Not. This is usually the same or worse.

PyPy retains the global interpreter lock (GIL) that CPython has. This means that native threads cannot run Python code in parallel. Python threads also have extra semantics that are expensive. Greater synchronization surrounds starting, shutting down, and tracking threads of Python objects. In comparison, C threads run faster, are cheaper to use, and can run completely parallel.

Efficient socket handling requires minimizing the time that was not spent waiting for the next socket event. Since the PyPy thread model is still GIL-linked, this means that threads that return from blocking socket calls cannot act until they acquire a GIL. Equivalent C code is usually faster and may return to wait for socket events sooner.

Compared to regular python?

Yes. But not so much.

For the above reasons, PyPy, with the exception of random spikes due to JIT and other overhead, requires less processor time for equivalent code. Therefore, thread and socket processing is faster and more flexible.

I would just try, but the python code in question was written for a small cluster of computers on which I am not an admin. I ask here because my google attempts provided a comparison with citon, bottomless swallowing, etc., and I don’t want to trick the administrator about it if this is unlikely to work.

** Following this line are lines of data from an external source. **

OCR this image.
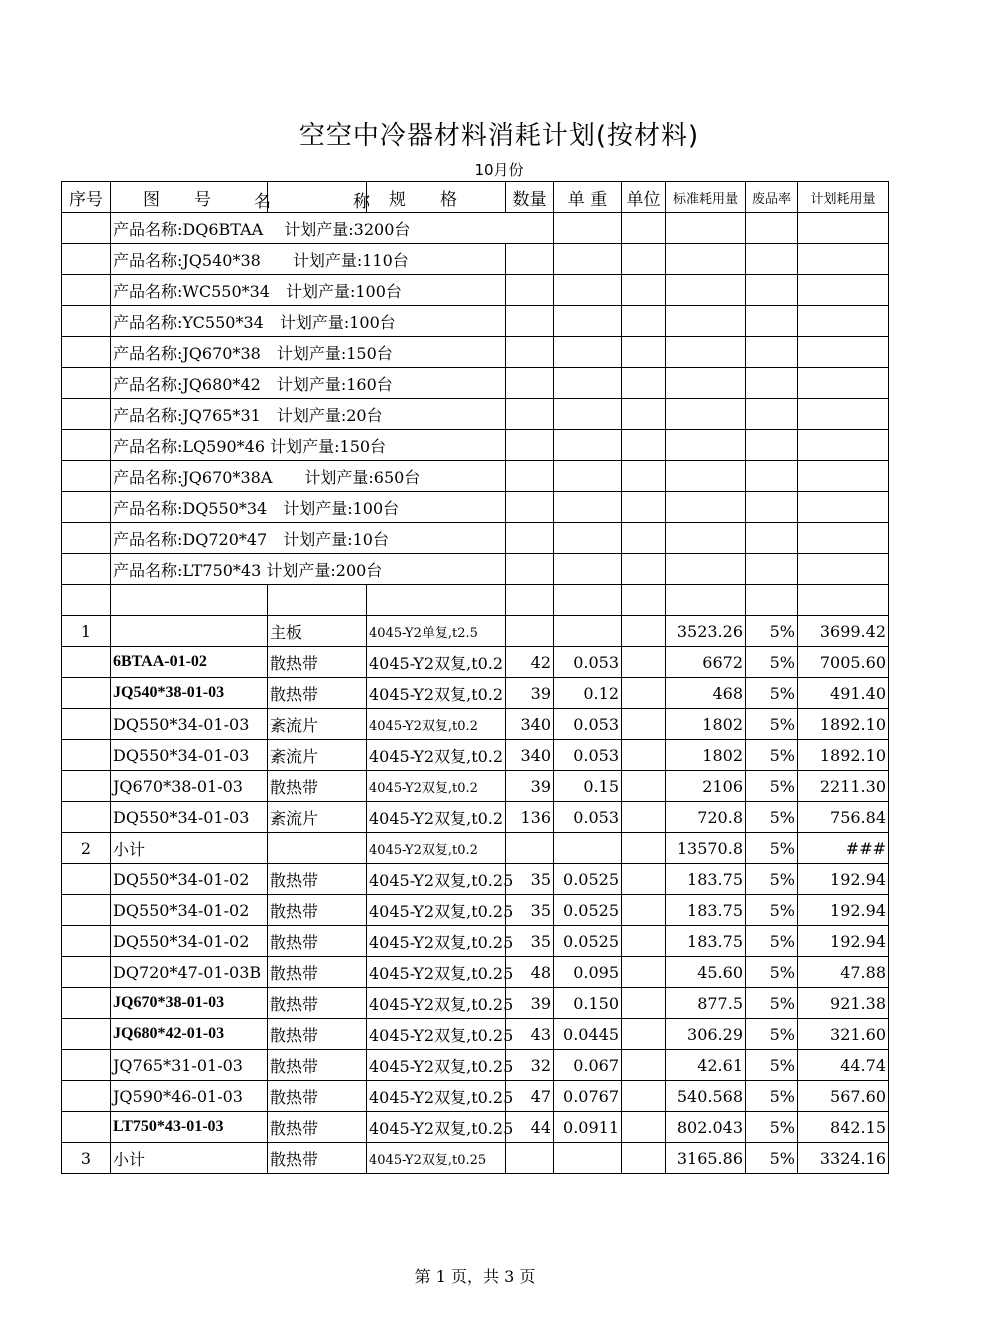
空空中冷器材料消耗计划(按材料)
10月份
序号	图　　号 名	称	规　　格	数量	单 重	单位	标准耗用量	废品率	计划耗用量
	产品名称:DQ6BTAA　 计划产量:3200台								
	产品名称:JQ540*38　　计划产量:110台								
	产品名称:WC550*34　计划产量:100台								
	产品名称:YC550*34　计划产量:100台								
	产品名称:JQ670*38　计划产量:150台								
	产品名称:JQ680*42　计划产量:160台								
	产品名称:JQ765*31　计划产量:20台								
	产品名称:LQ590*46 计划产量:150台								
	产品名称:JQ670*38A　　计划产量:650台								
	产品名称:DQ550*34　计划产量:100台								
	产品名称:DQ720*47　计划产量:10台								
	产品名称:LT750*43 计划产量:200台								

1		主板	4045-Y2单复,t2.5				3523.26	5%	3699.42
	6BTAA-01-02	散热带	4045-Y2双复,t0.2	42	0.053		6672	5%	7005.60
	JQ540*38-01-03	散热带	4045-Y2双复,t0.2	39	0.12		468	5%	491.40
	DQ550*34-01-03	紊流片	4045-Y2双复,t0.2	340	0.053		1802	5%	1892.10
	DQ550*34-01-03	紊流片	4045-Y2双复,t0.2	340	0.053		1802	5%	1892.10
	JQ670*38-01-03	散热带	4045-Y2双复,t0.2	39	0.15		2106	5%	2211.30
	DQ550*34-01-03	紊流片	4045-Y2双复,t0.2	136	0.053		720.8	5%	756.84
2	小计		4045-Y2双复,t0.2				13570.8	5%	###
	DQ550*34-01-02	散热带	4045-Y2双复,t0.25	35	0.0525		183.75	5%	192.94
	DQ550*34-01-02	散热带	4045-Y2双复,t0.25	35	0.0525		183.75	5%	192.94
	DQ550*34-01-02	散热带	4045-Y2双复,t0.25	35	0.0525		183.75	5%	192.94
	DQ720*47-01-03B	散热带	4045-Y2双复,t0.25	48	0.095		45.60	5%	47.88
	JQ670*38-01-03	散热带	4045-Y2双复,t0.25	39	0.150		877.5	5%	921.38
	JQ680*42-01-03	散热带	4045-Y2双复,t0.25	43	0.0445		306.29	5%	321.60
	JQ765*31-01-03	散热带	4045-Y2双复,t0.25	32	0.067		42.61	5%	44.74
	JQ590*46-01-03	散热带	4045-Y2双复,t0.25	47	0.0767		540.568	5%	567.60
	LT750*43-01-03	散热带	4045-Y2双复,t0.25	44	0.0911		802.043	5%	842.15
3	小计	散热带	4045-Y2双复,t0.25				3165.86	5%	3324.16
第 1 页，共 3 页
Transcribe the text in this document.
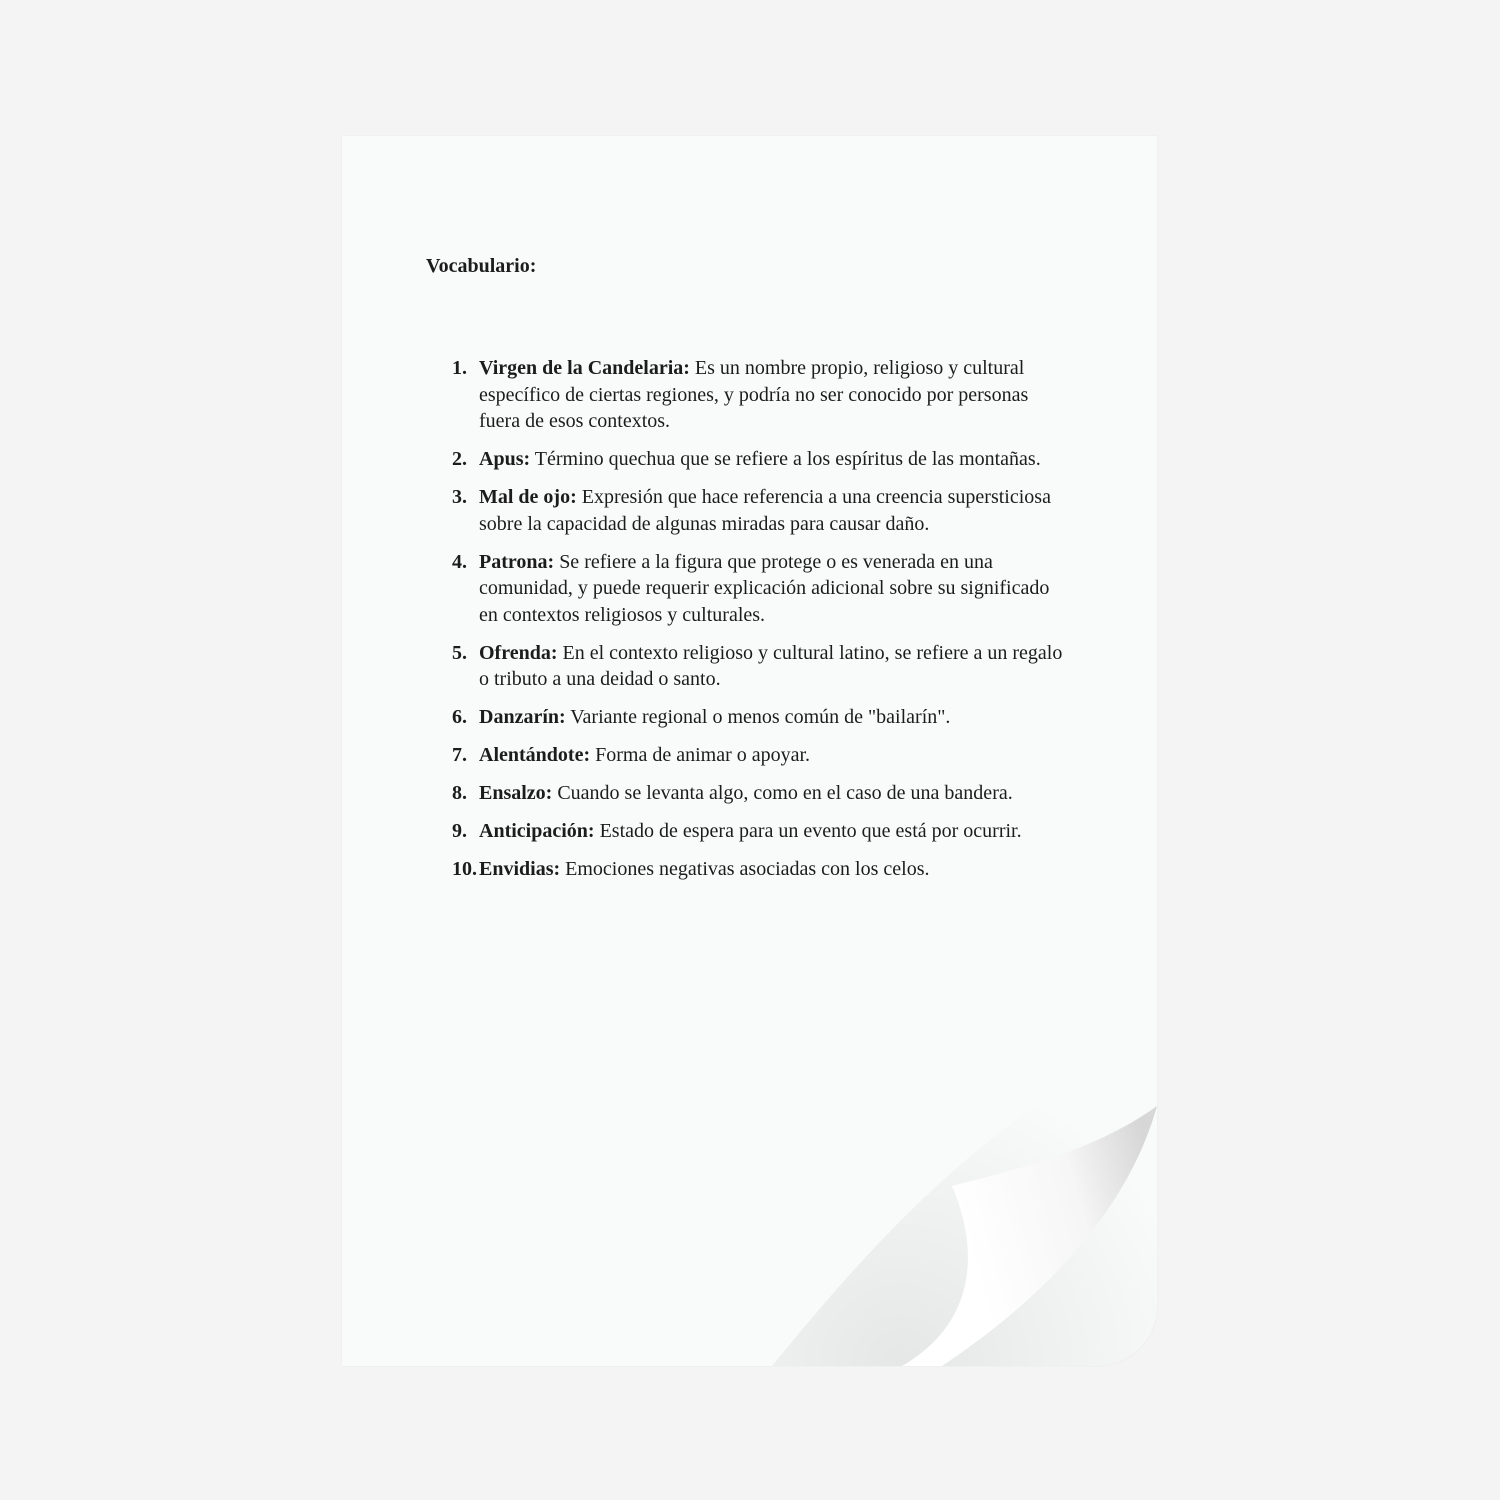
Vocabulario:

1. Virgen de la Candelaria: Es un nombre propio, religioso y cultural específico de ciertas regiones, y podría no ser conocido por personas fuera de esos contextos.
2. Apus: Término quechua que se refiere a los espíritus de las montañas.
3. Mal de ojo: Expresión que hace referencia a una creencia supersticiosa sobre la capacidad de algunas miradas para causar daño.
4. Patrona: Se refiere a la figura que protege o es venerada en una comunidad, y puede requerir explicación adicional sobre su significado en contextos religiosos y culturales.
5. Ofrenda: En el contexto religioso y cultural latino, se refiere a un regalo o tributo a una deidad o santo.
6. Danzarín: Variante regional o menos común de "bailarín".
7. Alentándote: Forma de animar o apoyar.
8. Ensalzo: Cuando se levanta algo, como en el caso de una bandera.
9. Anticipación: Estado de espera para un evento que está por ocurrir.
10. Envidias: Emociones negativas asociadas con los celos.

PyPy will only improve performance if your code is CPU related. PyPy is the fastest Python implementation that I know about what happens initially. You can explore some of the other implementations or consider writing C extensions if true parallelism streaming is your priority.

I really don't need pypy to be as good in C; I want to use it because right now the overhead of the translator completely overshadows the calculation I'm trying to do. I just need pypy to get me in the area of ​​handwritten C.

Closing the performance gap with C is currently PyPy's biggest feature. I highly recommend you to try.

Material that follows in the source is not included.